为玉允上完药,她枕靠在兄长的身侧,攥着他的衣角,昏沉睡去,一只黑蛇缓缓爬上窗棂,静静监视着屋内的举动。
翌日,凌羲光坐在殿中苦等半日,都没等来宣清。
他阴郁地盯着宫殿里的一梁一柱,心想这厮到底把自己看成什么贵客了,不就受了点伤,还要劳驾他亲自去请?要他弯腰鞠躬道歉?
等到日暮西沉,他无法再忍耐下去了,愤怒地将王座旁的小板凳劈了个稀巴烂。
他不好过,谁都别想好过。
他绕过重重廊宇,来到宣清留宿之地,却发现好几个不着寸缕,倒地不起的魔影卫。
“人呢?”他问。
“那女子说要出门采买,属下原本想过来汇报您,没想到另一个女子直接把属下的衣裳给扒了,不让属下汇……汇报。”他脆弱得要哭了。
怪不得殿下不让人建花楼呢,这女人真是如狼似虎般蛮不讲理的生物,旋风般就把人衣物给刮走了,还在他那个位置上摸了一把,呜呜呜,他娘好不容易给他缝的冬衣!
“哦,跑了。”凌羲光毫无起伏地讲出最后的结果。
“不过,她留下了这个。”影卫战战兢兢地递给凌羲光一张纸条,上面写了会回来三个大字。
凌羲光只看了一眼便将那纸条用术法销毁,他盯着远方火红的夕阳,冷静吩咐道:“把屋内地道里的瘴气机关都开了,本君今夜要他们到地府去团圆。”
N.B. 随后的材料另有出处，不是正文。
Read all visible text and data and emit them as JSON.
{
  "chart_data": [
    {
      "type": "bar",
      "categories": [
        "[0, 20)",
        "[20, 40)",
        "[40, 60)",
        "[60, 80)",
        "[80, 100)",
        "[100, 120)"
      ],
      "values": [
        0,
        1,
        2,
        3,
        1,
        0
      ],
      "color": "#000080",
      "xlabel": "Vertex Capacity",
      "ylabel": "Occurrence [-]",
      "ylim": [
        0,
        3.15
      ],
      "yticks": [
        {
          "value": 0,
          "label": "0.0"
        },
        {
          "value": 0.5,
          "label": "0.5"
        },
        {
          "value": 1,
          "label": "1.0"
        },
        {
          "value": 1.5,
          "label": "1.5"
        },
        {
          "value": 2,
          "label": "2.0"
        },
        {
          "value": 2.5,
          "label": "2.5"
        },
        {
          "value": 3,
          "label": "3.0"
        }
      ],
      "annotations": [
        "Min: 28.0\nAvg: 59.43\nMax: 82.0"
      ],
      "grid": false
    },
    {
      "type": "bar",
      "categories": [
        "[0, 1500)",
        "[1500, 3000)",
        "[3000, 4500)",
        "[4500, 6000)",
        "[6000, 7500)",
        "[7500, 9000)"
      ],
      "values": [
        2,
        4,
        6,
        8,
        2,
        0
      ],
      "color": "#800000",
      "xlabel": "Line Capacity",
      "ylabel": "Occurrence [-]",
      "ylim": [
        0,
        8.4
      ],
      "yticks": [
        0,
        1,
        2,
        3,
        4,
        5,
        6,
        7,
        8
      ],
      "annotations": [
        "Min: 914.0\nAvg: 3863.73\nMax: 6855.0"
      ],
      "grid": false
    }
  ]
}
他撂下一句狠话,入了夜,到底气不过,去寻那对兄妹。好在那女子身上还有他留下的鳞片,不难寻到。
鬼市。
宣清拉着玉允来鬼市逛街,发现此处汇集了许多各界各族的玩意儿,还蛮有意思的。
玉允原本顾及自己的伤势,却又怕她担心,终是随着她出来了,他猜测小妹带自己出来应该是为了识物,便道:“魔族之人及其看重魂魄,正好可以寻一寻有无对你元魂有帮助的。”
可宣清却笑笑,眼底充满神秘:“阿兄,你想要什么?”
见小妹关心自己,玉允心下生暖:“阿兄只想要你们身体康健,平平安安长大成人。”
他依稀记得,小妹刚进门时曾告诉过他,她上辈子只是个花楼里的妓子,家中三代为奴,拜师前连奴籍都未脱。她说这话时眼眶红红,似乎是担心玉府无法接受自己,玉允看得心下无比难受,不忍想象这姑娘先前曾遭遇过多可怕的折磨。
他将她拉近身侧,蹲坐下来,替她擦干脸上的泪迹:“阿清,你看,天底下的人都说要修仙,可你知,咱们修仙修的是何物?”
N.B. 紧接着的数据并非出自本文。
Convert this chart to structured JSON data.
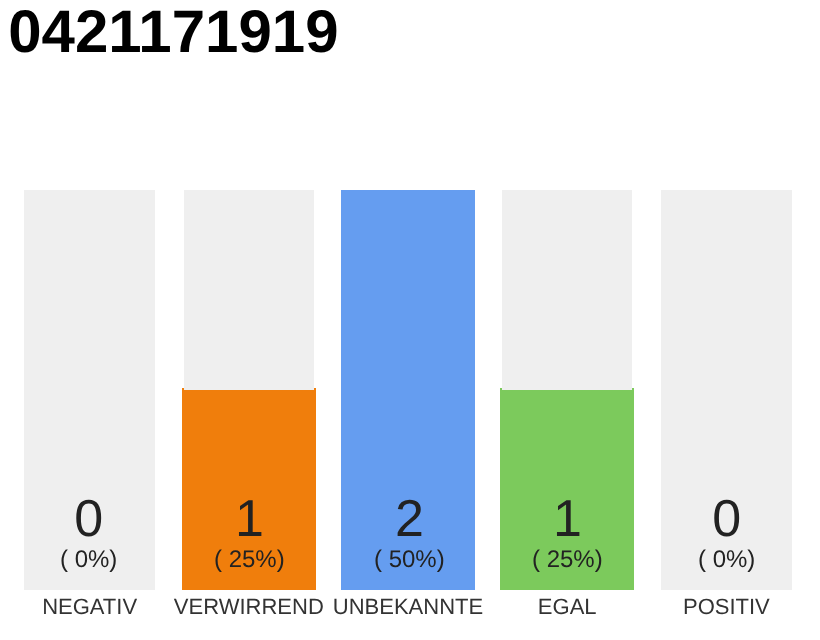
{
  "chart_data": {
    "type": "bar",
    "title": "0421171919",
    "stacked": true,
    "ylim": [
      0,
      2
    ],
    "tick_labels": "x",
    "categories": [
      "NEGATIV",
      "VERWIRREND",
      "UNBEKANNTE",
      "EGAL",
      "POSITIV"
    ],
    "series": [
      {
        "values": [
          0,
          1,
          2,
          1,
          0
        ],
        "colors": [
          "#e0233c",
          "#f07e0c",
          "#659df0",
          "#7cca5c",
          "#23a24a"
        ],
        "value_labels": [
          "0\n( 0%)",
          "1\n( 25%)",
          "2\n( 50%)",
          "1\n( 25%)",
          "0\n( 0%)"
        ]
      },
      {
        "values": [
          2,
          1,
          0,
          1,
          2
        ],
        "color": "#efefef"
      }
    ]
  }
}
宣清很迷茫,在师尊眼里,修仙修的是实力,修仙就是要做这天下第一人,凌羲光也说,只要道法变强就不会被人欺负了。
她语无伦次地解释,将经历过的人和事一股脑地倒出来,而后又觉得如何解释都不好,急得哽咽起来。
玉允忍下眼眶酸胀,同她说:“咱们修道,并非修地位、也非身份,权势,更非只修实力的强弱,而是道心。道心每个人都有,你也有。”
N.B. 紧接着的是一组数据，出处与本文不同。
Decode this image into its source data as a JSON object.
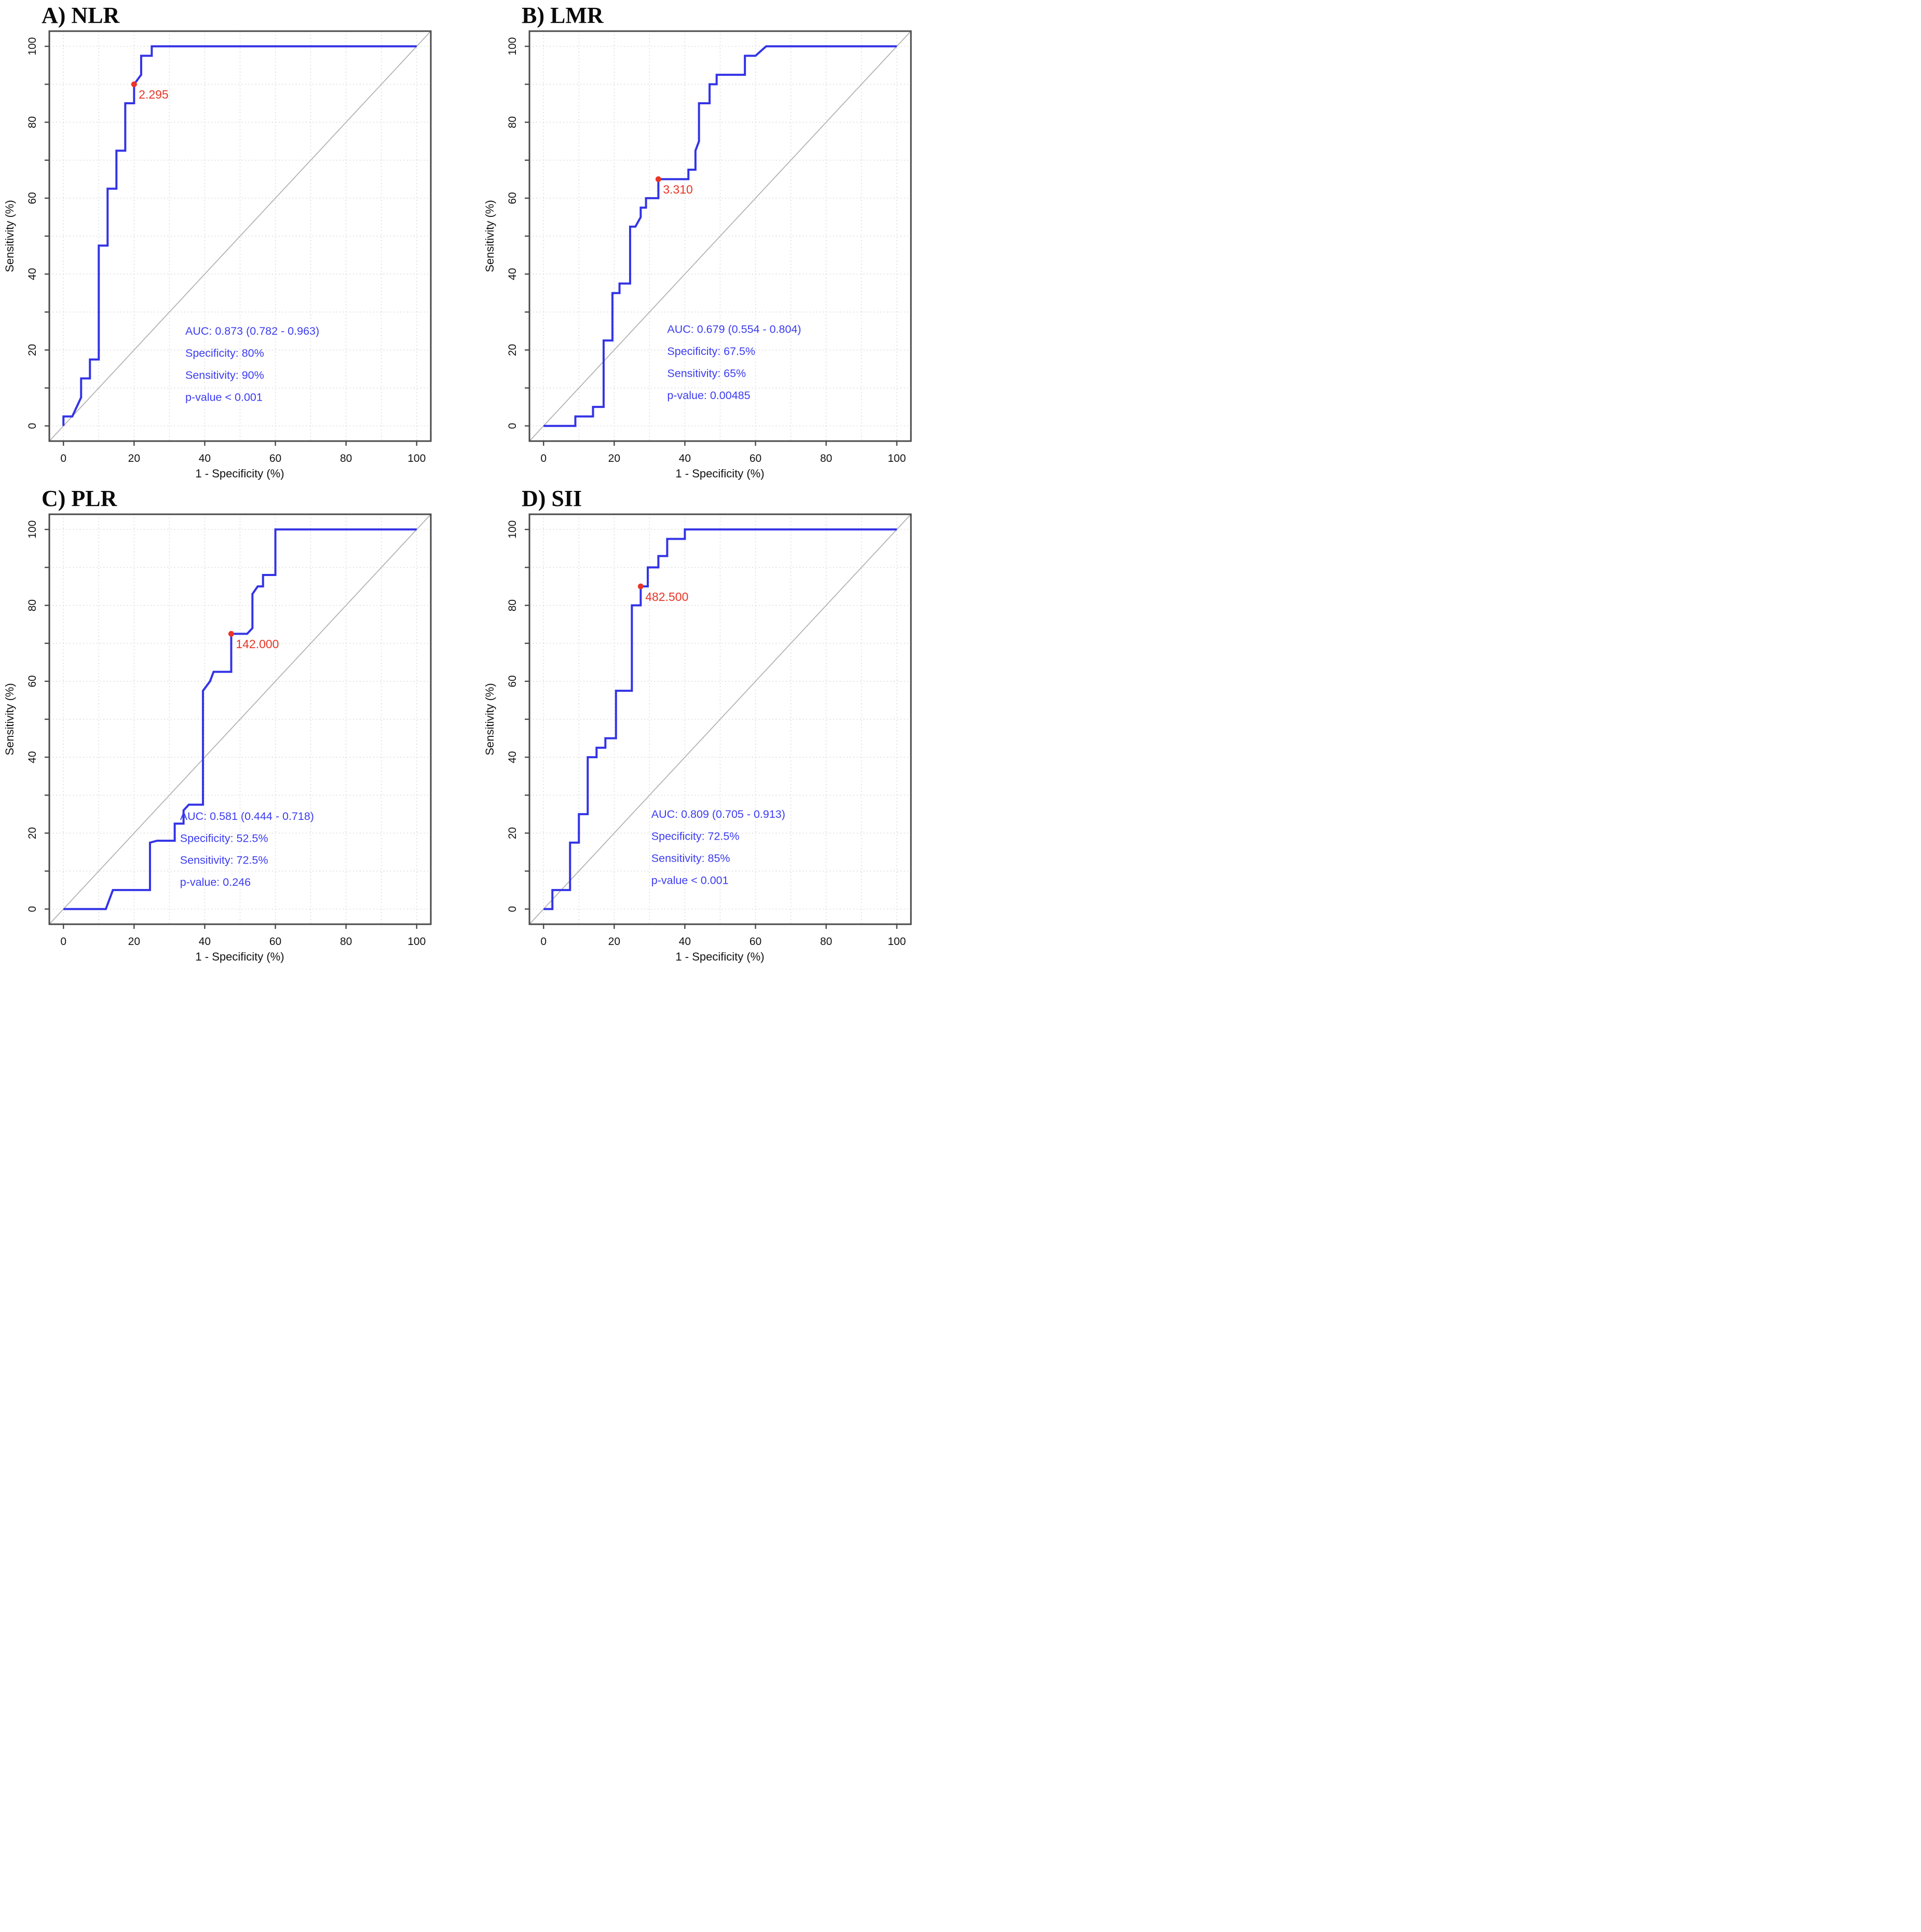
{
  "figure": {
    "description": "Four ROC curve panels comparing inflammatory indices",
    "layout": "2x2 grid"
  },
  "colors": {
    "curve_blue": "#3333e6",
    "stat_text_blue": "#3c3cf2",
    "cutoff_red": "#ea3425",
    "diagonal_gray": "#b3b3b3",
    "grid_gray": "#dcdcdc",
    "frame_gray": "#4a4a4a",
    "text_black": "#111111"
  },
  "chart_data": [
    {
      "type": "line",
      "panel": "A",
      "title": "A) NLR",
      "xlabel": "1 - Specificity (%)",
      "ylabel": "Sensitivity (%)",
      "xlim": [
        0,
        100
      ],
      "ylim": [
        0,
        100
      ],
      "x_ticks": [
        0,
        20,
        40,
        60,
        80,
        100
      ],
      "y_ticks": [
        0,
        20,
        40,
        60,
        80,
        100
      ],
      "grid": "dotted every 10, both axes",
      "reference_line": "diagonal y = x",
      "series_name": "ROC curve (NLR)",
      "roc_points": [
        [
          0,
          0
        ],
        [
          0,
          2.5
        ],
        [
          2.5,
          2.5
        ],
        [
          5,
          7.5
        ],
        [
          5,
          12.5
        ],
        [
          7.5,
          12.5
        ],
        [
          7.5,
          17.5
        ],
        [
          10,
          17.5
        ],
        [
          10,
          47.5
        ],
        [
          12.5,
          47.5
        ],
        [
          12.5,
          62.5
        ],
        [
          15,
          62.5
        ],
        [
          15,
          72.5
        ],
        [
          17.5,
          72.5
        ],
        [
          17.5,
          85
        ],
        [
          20,
          85
        ],
        [
          20,
          90
        ],
        [
          22,
          92.5
        ],
        [
          22,
          97.5
        ],
        [
          25,
          97.5
        ],
        [
          25,
          100
        ],
        [
          100,
          100
        ]
      ],
      "cutoff": {
        "value": "2.295",
        "x": 20,
        "y": 90
      },
      "annotations": [
        "AUC: 0.873 (0.782 - 0.963)",
        "Specificity: 80%",
        "Sensitivity: 90%",
        "p-value < 0.001"
      ],
      "annotation_xy": [
        34.5,
        24
      ]
    },
    {
      "type": "line",
      "panel": "B",
      "title": "B) LMR",
      "xlabel": "1 - Specificity (%)",
      "ylabel": "Sensitivity (%)",
      "xlim": [
        0,
        100
      ],
      "ylim": [
        0,
        100
      ],
      "x_ticks": [
        0,
        20,
        40,
        60,
        80,
        100
      ],
      "y_ticks": [
        0,
        20,
        40,
        60,
        80,
        100
      ],
      "grid": "dotted every 10, both axes",
      "reference_line": "diagonal y = x",
      "series_name": "ROC curve (LMR)",
      "roc_points": [
        [
          0,
          0
        ],
        [
          9,
          0
        ],
        [
          9,
          2.5
        ],
        [
          14,
          2.5
        ],
        [
          14,
          5
        ],
        [
          17,
          5
        ],
        [
          17,
          22.5
        ],
        [
          19.5,
          22.5
        ],
        [
          19.5,
          35
        ],
        [
          21.5,
          35
        ],
        [
          21.5,
          37.5
        ],
        [
          24.5,
          37.5
        ],
        [
          24.5,
          52.5
        ],
        [
          26,
          52.5
        ],
        [
          27.5,
          55
        ],
        [
          27.5,
          57.5
        ],
        [
          29,
          57.5
        ],
        [
          29,
          60
        ],
        [
          32.5,
          60
        ],
        [
          32.5,
          65
        ],
        [
          41,
          65
        ],
        [
          41,
          67.5
        ],
        [
          43,
          67.5
        ],
        [
          43,
          72.5
        ],
        [
          44,
          75
        ],
        [
          44,
          85
        ],
        [
          47,
          85
        ],
        [
          47,
          90
        ],
        [
          49,
          90
        ],
        [
          49,
          92.5
        ],
        [
          57,
          92.5
        ],
        [
          57,
          97.5
        ],
        [
          60,
          97.5
        ],
        [
          63,
          100
        ],
        [
          100,
          100
        ]
      ],
      "cutoff": {
        "value": "3.310",
        "x": 32.5,
        "y": 65
      },
      "annotations": [
        "AUC: 0.679 (0.554 - 0.804)",
        "Specificity: 67.5%",
        "Sensitivity: 65%",
        "p-value: 0.00485"
      ],
      "annotation_xy": [
        35,
        24.5
      ]
    },
    {
      "type": "line",
      "panel": "C",
      "title": "C) PLR",
      "xlabel": "1 - Specificity (%)",
      "ylabel": "Sensitivity (%)",
      "xlim": [
        0,
        100
      ],
      "ylim": [
        0,
        100
      ],
      "x_ticks": [
        0,
        20,
        40,
        60,
        80,
        100
      ],
      "y_ticks": [
        0,
        20,
        40,
        60,
        80,
        100
      ],
      "grid": "dotted every 10, both axes",
      "reference_line": "diagonal y = x",
      "series_name": "ROC curve (PLR)",
      "roc_points": [
        [
          0,
          0
        ],
        [
          12,
          0
        ],
        [
          13,
          2.5
        ],
        [
          14,
          5
        ],
        [
          24.5,
          5
        ],
        [
          24.5,
          17.5
        ],
        [
          26.5,
          18
        ],
        [
          31.5,
          18
        ],
        [
          31.5,
          22.5
        ],
        [
          34,
          22.5
        ],
        [
          34,
          26
        ],
        [
          35.5,
          27.5
        ],
        [
          39.5,
          27.5
        ],
        [
          39.5,
          57.5
        ],
        [
          41.5,
          60
        ],
        [
          42.5,
          62.5
        ],
        [
          47.5,
          62.5
        ],
        [
          47.5,
          72.5
        ],
        [
          52,
          72.5
        ],
        [
          53.5,
          74
        ],
        [
          53.5,
          83
        ],
        [
          55,
          85
        ],
        [
          56.5,
          85
        ],
        [
          56.5,
          88
        ],
        [
          60,
          88
        ],
        [
          60,
          100
        ],
        [
          100,
          100
        ]
      ],
      "cutoff": {
        "value": "142.000",
        "x": 47.5,
        "y": 72.5
      },
      "annotations": [
        "AUC: 0.581 (0.444 - 0.718)",
        "Specificity: 52.5%",
        "Sensitivity: 72.5%",
        "p-value: 0.246"
      ],
      "annotation_xy": [
        33,
        23.5
      ]
    },
    {
      "type": "line",
      "panel": "D",
      "title": "D) SII",
      "xlabel": "1 - Specificity (%)",
      "ylabel": "Sensitivity (%)",
      "xlim": [
        0,
        100
      ],
      "ylim": [
        0,
        100
      ],
      "x_ticks": [
        0,
        20,
        40,
        60,
        80,
        100
      ],
      "y_ticks": [
        0,
        20,
        40,
        60,
        80,
        100
      ],
      "grid": "dotted every 10, both axes",
      "reference_line": "diagonal y = x",
      "series_name": "ROC curve (SII)",
      "roc_points": [
        [
          0,
          0
        ],
        [
          2.5,
          0
        ],
        [
          2.5,
          5
        ],
        [
          7.5,
          5
        ],
        [
          7.5,
          17.5
        ],
        [
          10,
          17.5
        ],
        [
          10,
          25
        ],
        [
          12.5,
          25
        ],
        [
          12.5,
          40
        ],
        [
          15,
          40
        ],
        [
          15,
          42.5
        ],
        [
          17.5,
          42.5
        ],
        [
          17.5,
          45
        ],
        [
          20.5,
          45
        ],
        [
          20.5,
          57.5
        ],
        [
          25,
          57.5
        ],
        [
          25,
          80
        ],
        [
          27.5,
          80
        ],
        [
          27.5,
          85
        ],
        [
          29.5,
          85
        ],
        [
          29.5,
          90
        ],
        [
          32.5,
          90
        ],
        [
          32.5,
          93
        ],
        [
          35,
          93
        ],
        [
          35,
          97.5
        ],
        [
          40,
          97.5
        ],
        [
          40,
          100
        ],
        [
          100,
          100
        ]
      ],
      "cutoff": {
        "value": "482.500",
        "x": 27.5,
        "y": 85
      },
      "annotations": [
        "AUC: 0.809 (0.705 - 0.913)",
        "Specificity: 72.5%",
        "Sensitivity: 85%",
        "p-value < 0.001"
      ],
      "annotation_xy": [
        30.5,
        24
      ]
    }
  ]
}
“道心?我也有?”宣清想起来师尊曾几次三番地说她没天赋无法修炼,可此人却说她也有道心,她心下生出一阵疑惑,便追问道,“道心又是什么呢?”
“就是人的真心。”
他摸摸宣清的头,掌心温暖又干燥:“人的真心是世间最宝贵的物什,而修仙修的便是对得起自己这颗心,无愧于心。不管你先前境况如何,如今来到玉府,你想任何事家中都支持你,若闯出祸来呢,阿兄就给你兜底,你不用再怕了。”
小姑娘笑着应他,眸中升起星星点点可爱的光亮。
玉允想,只要看着家中的弟弟妹妹们向前走,自己这颗心便满满当当的,这便是他的真心所在,这便是他的修行。
可是小妹的修行,仅仅只是为自己修魂补魄么?
她的心事太多,似乎不仅装着这件事,但再多的,他又看不清了。
玉允就想,索性陪着她一点点去经历罢。
“阿兄,你可知今日是什么日子?”
忽然,少女用一句语调上扬的话把他拉回现实。
“什么日子?”他问。
“谁的诞辰?”她继续问。
“谁的诞……嗯?我、我的?”青年有些猝不及防。